Ainsi qu’on a pu le voir, en ce qui concerne le COVID-19, quelles étaient-elles, ces « données acquises », au moment du pic de l’épidémie ? Elles étaient nulles. Certains ajouteront « dans tous les sens du terme », mais de notre point de vue, le problème n’est pas qu’elles étaient absentes, le problème est que les praticiens, en tout cas médiatiques, avaient une fâcheuse tendance à prétendre qu’ils savaient au lieu d’admettre qu’ils ne savaient pas. Ainsi, ils trouvaient. Au lieu de chercher.
On a évoqué dans ce blog un potentiel effet d’aubaine de la période du confinement pour le pouvoir politique, qui pourrait rétrécir les libertés publiques pour des motifs autres que ceux liés à la maladie (nous ferons le point dans un prochain billet). Il est évident que ce risque existe aussi du côté de la médecine, même si c’est par essence de façon moins systémique.
C’est en fait le principal risque d’injustice lorsqu’on parle de la responsabilité médicale en période de COVID : voir des médecins qui ont prétendu savoir pendant des semaines, voire des mois, prétendre qu’ils ne savaient rien lorsque leur responsabilité est engagée.
En ce qui concerne l’aléa thérapeutique, il faut tout d’abord rappeler que l’ONIAM est un organisme financé par la puissance publique. La réparation de l’erreur médicale non fautive est donc financée par la solidarité nationale. Cela risque de provoquer une différence d’indemnisation entre le juge judiciaire (qui se prononce sur le cas qu’on lui présente) et le juge administratif (qui prend en compte l’intérêt général, voir le précédent article de la section : Les EHPAD et le COVID).

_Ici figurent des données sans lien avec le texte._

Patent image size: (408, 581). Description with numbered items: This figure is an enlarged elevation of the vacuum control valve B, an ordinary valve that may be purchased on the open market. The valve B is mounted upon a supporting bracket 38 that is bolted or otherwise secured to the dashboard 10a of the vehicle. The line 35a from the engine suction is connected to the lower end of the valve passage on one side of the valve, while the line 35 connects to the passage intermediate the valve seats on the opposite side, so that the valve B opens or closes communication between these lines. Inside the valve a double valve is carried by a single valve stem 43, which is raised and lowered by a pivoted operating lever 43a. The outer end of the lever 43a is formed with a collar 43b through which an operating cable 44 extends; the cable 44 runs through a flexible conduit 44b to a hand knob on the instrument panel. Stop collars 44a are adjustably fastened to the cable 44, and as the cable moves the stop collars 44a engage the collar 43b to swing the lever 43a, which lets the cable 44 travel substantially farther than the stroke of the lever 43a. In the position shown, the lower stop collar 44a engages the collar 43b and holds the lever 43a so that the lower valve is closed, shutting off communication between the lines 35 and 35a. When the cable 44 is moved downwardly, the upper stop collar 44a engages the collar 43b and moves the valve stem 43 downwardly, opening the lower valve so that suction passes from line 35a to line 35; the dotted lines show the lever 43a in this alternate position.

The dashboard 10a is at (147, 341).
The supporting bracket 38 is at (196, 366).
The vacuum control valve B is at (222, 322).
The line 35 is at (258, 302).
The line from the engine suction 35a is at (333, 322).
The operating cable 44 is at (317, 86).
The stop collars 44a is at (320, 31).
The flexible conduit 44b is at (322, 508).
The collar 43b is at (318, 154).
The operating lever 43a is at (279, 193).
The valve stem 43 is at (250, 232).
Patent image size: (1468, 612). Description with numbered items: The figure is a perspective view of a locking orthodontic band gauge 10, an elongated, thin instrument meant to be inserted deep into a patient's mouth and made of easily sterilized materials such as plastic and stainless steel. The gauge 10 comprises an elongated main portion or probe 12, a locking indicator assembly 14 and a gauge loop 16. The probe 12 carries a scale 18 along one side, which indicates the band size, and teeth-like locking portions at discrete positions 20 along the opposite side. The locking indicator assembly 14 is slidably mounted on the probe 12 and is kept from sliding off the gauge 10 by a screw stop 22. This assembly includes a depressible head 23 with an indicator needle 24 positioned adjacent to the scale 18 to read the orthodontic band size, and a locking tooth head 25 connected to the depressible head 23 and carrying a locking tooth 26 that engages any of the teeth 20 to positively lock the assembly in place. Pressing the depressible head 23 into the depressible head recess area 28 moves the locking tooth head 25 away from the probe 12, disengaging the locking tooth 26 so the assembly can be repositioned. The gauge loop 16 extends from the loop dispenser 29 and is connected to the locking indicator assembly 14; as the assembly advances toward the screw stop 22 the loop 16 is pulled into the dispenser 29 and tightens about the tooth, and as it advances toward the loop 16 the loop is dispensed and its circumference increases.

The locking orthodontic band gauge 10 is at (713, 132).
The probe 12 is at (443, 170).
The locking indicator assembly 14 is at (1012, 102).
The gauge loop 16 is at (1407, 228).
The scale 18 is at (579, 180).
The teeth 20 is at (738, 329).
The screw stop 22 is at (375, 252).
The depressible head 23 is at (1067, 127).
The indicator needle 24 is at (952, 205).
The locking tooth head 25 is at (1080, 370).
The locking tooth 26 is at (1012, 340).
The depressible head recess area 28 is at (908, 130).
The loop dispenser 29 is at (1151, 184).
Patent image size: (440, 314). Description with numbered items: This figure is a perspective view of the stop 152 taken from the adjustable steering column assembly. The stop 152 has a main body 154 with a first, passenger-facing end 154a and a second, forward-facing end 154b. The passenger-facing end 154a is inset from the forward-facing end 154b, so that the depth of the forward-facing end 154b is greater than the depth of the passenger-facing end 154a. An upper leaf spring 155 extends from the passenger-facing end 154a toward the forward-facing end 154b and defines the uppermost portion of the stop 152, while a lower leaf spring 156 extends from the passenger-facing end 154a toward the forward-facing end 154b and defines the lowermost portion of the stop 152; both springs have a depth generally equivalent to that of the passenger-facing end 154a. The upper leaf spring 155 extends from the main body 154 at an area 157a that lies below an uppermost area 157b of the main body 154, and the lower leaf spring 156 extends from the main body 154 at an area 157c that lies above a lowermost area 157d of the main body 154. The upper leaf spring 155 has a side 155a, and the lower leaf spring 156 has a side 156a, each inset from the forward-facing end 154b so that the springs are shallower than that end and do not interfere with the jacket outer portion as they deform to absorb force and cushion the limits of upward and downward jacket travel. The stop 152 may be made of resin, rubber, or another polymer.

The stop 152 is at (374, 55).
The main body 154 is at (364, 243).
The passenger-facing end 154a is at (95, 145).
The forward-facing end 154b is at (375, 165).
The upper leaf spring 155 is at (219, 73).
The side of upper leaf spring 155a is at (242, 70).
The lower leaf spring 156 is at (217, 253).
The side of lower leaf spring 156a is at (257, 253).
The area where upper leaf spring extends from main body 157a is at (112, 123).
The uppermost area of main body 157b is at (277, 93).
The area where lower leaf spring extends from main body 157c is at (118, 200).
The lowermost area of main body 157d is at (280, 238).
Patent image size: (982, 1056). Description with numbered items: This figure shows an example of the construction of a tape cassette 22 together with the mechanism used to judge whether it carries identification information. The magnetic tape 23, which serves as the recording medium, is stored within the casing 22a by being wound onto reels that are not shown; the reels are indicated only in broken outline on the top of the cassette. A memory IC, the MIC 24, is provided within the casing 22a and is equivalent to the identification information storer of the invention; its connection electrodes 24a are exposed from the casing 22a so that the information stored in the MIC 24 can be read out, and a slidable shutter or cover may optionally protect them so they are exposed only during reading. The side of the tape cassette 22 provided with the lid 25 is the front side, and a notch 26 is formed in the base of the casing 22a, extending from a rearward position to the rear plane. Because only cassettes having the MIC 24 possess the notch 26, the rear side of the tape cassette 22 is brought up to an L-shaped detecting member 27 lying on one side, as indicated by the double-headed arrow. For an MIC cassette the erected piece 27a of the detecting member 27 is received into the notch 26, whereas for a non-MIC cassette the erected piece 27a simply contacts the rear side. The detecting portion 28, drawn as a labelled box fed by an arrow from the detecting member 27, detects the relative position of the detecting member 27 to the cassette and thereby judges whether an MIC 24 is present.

Ensuite, l’imprévisibilité du pronostic des patients pourrait jouer, mais cette fois-ci en faveur des patients : en cas d’erreur, il sera extrêmement compliqué, dans un premier temps, de démontrer que le patient n’aurait pas souffert des dommages constatés ou aurait moins souffert en l’absence d’intervention du praticien, puisque tout malade peut potentiellement mourir du virus, en tout cas à l’heure où l’on écrit ces lignes. Mais ici, on pourrait le démontrer rétroactivement. L’aléa thérapeutique n’est pas lié aux données acquises de la science, et rappelons que le délai pour demander réparation de son dommage est de dix ans à compter de la consolidation de son état (c’est-à-dire à partir du moment où les dommages se stabilisent, ou disparaissent). Dans cette hypothèse, pourraient se présenter des cas où la science sera, à terme, capable de dire que cette personne ne risquait finalement pas grand-chose sans intervention, comme certaines personnes ont pu être atteintes par le virus sans ressentir autre chose qu’une petite fatigue.
D’ailleurs, nous ne connaissons pas, nous semble-t-il, les raisons de tant de disparités entre personnes, alors que probablement elles seront découvertes à terme, espérons rapidement.
Malgré tout, en période de COVID, la responsabilité médicale répond aux situations classiques, en sanctionnant des services des hôpitaux, des médecins, des infirmières, des services de secours en cas de faute simple ou grave selon les cas. Mais les incertitudes y étant plus importantes, la responsabilité pour des cas spécifiques de COVID pourrait être plus compliquée à rechercher. Mais pas impossible. Ce sera au cas par cas.